Some articles explaining how to do this, can be found here:
Single Pass GPU Stylized Edges
NPR with Pixel and Vertex Shader

How it works
Once you have the fins geometry, either by precalculating or using the geometry shader, you need to add additional information to the vertexes of the fin. If you are drawing a black fading outline using the fin geometry, you already have a V coordinate that is 0 where the fin is touching the 3D model and 1 at the farest point of the fin from the 3D model. For the faded black outline, we use this V coordinate to determine what alpha value we want the fin to have in the pixel.

The additional information we need to add, is all the information we have in the 3D model vertex where the fin come out from, which is used to calculate the final color of the correspondent triangles. For instance, if the vertex keeps a normal to calculate diffuse lighting, we need to keep this normal in the correspondent fin vertex as well.
We pass this information from the fin vertex to the pixel shader and on the pixel shader we calculate the color just like we would calculate the color in the pixel shader of the 3D model.
The next step is to multiply the fin color with an alpha, much like we did with the faded black alpha, and we get the anti aliased edge.
The results are shown in the following images of a ball and a scene from the game Labyrinthica: The quest of lima. For comparison I have included a render with no AA and a render with AA from an NVIDIA Geforce 8600 GTS set at 16Q.
Also a render of GAA outline without the 3D model.

Aliased ball

Built in Anti Alias

GAA ball

GAA only

Performance, quality and issues
GAA might prove to have better or worse performance than the built in AA of the graphics card.
The main bottlenecks of GAA are the vertex shader, in case no geometry shader is available, and part of the bottlenecks that the 3D model suffer from depending on the shader it use to calculate color. For instance, a use of texture might cause a memory bus bottleneck. On the other hand, GAA will most likely be calculated for only small part of the pixels on the screen, unlike the graphics card AA which is calculated for all the pixels in the screen.
In terms of quality, GAA has several differences from built in AA. You can control the fin’s thickness, making it possible for smoother and more pleasing AA. It does not make textures or models’ surfaces blurred or smoothed. And you can add a black outline for NPR rendering almost for free.
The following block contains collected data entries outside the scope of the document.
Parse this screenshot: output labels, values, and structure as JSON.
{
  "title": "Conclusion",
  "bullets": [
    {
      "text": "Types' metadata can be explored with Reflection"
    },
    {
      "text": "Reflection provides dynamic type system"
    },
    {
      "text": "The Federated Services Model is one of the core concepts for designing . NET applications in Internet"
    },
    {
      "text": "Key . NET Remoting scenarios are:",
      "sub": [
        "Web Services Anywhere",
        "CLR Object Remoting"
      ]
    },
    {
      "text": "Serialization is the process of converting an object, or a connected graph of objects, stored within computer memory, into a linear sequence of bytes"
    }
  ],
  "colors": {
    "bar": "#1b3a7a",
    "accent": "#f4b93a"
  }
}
GAA might not work for edges with very high curvature or surface with unsmooth normals or unsmooth parameters used for calculating the color. Problems may arise due to the fact that the color on a specific vertex of a mesh is not the same color as the pixel next to it. Because the data at the pixel is the interpolation of 3 vertexes and not the exact data in the closest vertex. This might cause problems such as back facing normals on the fin.